SpyDE#
SpyDE is built ontop of Hyper(Spy) with original support from Direct Electron (DE) to provide a powerful and flexible platform for data analysis and visualization. Rather than create a completely new application from scratch, a core goal of SpyDE is to continue to support HyperSpy while providing additional features and capabilities that enhance the user experience using a GUI-based approach.
Getting Started
New to SpyDE? The getting started guide provides an introduction on basic usage and how to install it.
User Guide
The user guide provides information on key concepts of SpyDE
Examples
Gallery of short examples illustrating simple tasks that can be performed with SpyDE.
Developer Guide
The developer guide provides information on how to contribute to SpyDE. We are always looking for new contributors and welcome any contributions!

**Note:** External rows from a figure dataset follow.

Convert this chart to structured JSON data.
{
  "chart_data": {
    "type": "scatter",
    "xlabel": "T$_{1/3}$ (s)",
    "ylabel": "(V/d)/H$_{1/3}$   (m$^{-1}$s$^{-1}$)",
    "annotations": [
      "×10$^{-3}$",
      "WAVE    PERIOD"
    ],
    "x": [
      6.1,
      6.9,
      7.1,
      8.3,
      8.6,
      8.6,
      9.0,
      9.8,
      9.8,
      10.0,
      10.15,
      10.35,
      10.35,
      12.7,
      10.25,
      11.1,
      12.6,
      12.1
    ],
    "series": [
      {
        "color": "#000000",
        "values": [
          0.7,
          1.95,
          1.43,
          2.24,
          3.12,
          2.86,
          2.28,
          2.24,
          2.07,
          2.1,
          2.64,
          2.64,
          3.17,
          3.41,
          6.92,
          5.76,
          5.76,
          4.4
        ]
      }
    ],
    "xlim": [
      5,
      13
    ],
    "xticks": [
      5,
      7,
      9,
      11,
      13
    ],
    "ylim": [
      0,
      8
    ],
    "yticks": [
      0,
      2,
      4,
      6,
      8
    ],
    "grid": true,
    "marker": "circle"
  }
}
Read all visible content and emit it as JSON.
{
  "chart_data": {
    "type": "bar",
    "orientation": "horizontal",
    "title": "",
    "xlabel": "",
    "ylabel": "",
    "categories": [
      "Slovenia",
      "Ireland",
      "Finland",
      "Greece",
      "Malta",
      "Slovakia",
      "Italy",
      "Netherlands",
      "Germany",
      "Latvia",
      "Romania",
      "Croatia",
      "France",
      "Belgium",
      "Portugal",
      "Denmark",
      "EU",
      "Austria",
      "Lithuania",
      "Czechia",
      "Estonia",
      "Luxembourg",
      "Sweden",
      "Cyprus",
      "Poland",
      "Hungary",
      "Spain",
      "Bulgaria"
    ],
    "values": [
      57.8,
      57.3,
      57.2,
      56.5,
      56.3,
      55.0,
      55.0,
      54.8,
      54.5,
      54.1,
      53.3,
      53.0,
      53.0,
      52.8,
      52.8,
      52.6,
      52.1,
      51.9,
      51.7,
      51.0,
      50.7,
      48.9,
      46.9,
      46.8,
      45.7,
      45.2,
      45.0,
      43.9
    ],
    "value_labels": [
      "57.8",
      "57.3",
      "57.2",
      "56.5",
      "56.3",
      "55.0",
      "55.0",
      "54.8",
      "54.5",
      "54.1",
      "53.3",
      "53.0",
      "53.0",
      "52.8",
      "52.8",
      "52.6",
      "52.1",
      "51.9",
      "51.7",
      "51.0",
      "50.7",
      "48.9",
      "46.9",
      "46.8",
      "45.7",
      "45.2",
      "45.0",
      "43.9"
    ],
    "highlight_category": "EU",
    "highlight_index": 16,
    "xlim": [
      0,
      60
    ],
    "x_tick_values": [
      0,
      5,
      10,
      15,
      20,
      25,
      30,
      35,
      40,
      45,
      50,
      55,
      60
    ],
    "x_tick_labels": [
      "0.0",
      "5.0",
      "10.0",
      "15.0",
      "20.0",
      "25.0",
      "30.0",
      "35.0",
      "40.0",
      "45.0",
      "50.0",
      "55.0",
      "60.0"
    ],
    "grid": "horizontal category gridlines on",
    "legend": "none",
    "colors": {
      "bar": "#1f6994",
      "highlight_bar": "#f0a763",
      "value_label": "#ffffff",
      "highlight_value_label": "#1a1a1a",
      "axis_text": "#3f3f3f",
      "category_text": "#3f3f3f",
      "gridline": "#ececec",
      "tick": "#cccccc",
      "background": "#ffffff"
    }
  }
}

Currently, HyperSpy is much more “feature complete” than SpyDE, but we are actively working to implement much of the functionality from HyperSpy into SpyDE, that being said there is still a very real reason to learn how to use the HyperSpy API directly as it provides a lot more flexibility and options for advanced users and understanding how HyperSpy works under the hood can help you get the most out of SpyDE as well.
FAQS#
“Why base things on HyperSpy?”
> There are many new python packages for TEM data analysis which are quite brilliant. Many of them are based on pytorch which provides excellent GPU acceleration and a modern API. Machine learning, neural networks, and deep learning are certainly the future of data analysis and these packages are leading the way. This is something that HyperSpy lags on. That being said there is always a place for more traditional data analysis, a stable API and broad compatibility. Most importantly HyperSpy has a “Lazy First” approach to data handling which is very important for handling very large datasets. A core tennet of SpyDE is that “No data should be too big to analyze”. That being said, the hope is that SpyDE can eventually integrate some of these new machine learning based packages into its workflows.
“Why use Dask?”
> This is a great question… In particular SpyDE uses the second generation Dask Scheduler (distributed). This is a pretty questionable choice for an application that tries to be “responsive” as Dask is not known for its low-latency task scheduling. That being said Dask provides a lot of benefits that are very important for SpyDE. Dask is designed to handle very large datasets that don’t fit into memory, it can effectively schedule tasks across multiple cores and even multiple machines, and it has a very flexible API that can be extended to handle custom data types. HyperSpy is also very integrated with Dask which makes it a natural choice for SpyDE. The hope is that as Dask improves its scheduling latency that SpyDE will benefit from these improvements.
“Why use Qt/pyqtgraph?”
> First and foremost what we’d like to use is [fastplotlib](fastplotlib.org) which is built on top of WGPU and is blazingly fast. Unfortunately fastplotlib is not (quite) mature enough… This would also allow us to port lots of the interactivity back to HyperSpy and really modernize/improve the plotting in HyperSpy using cross platform GPU acceleration.
“Why not use matplotlib?”
> Matplotlib is great for static plots and publication quality figures, but it is not designed for interactive applications. This is one of the reasons that HyperSpy is sometimes slow when plotting large images. It struggles with images that are larger than 1k x 1k pixels. Qt/pyqtgraph provides a much more responsive and interactive experience for the user.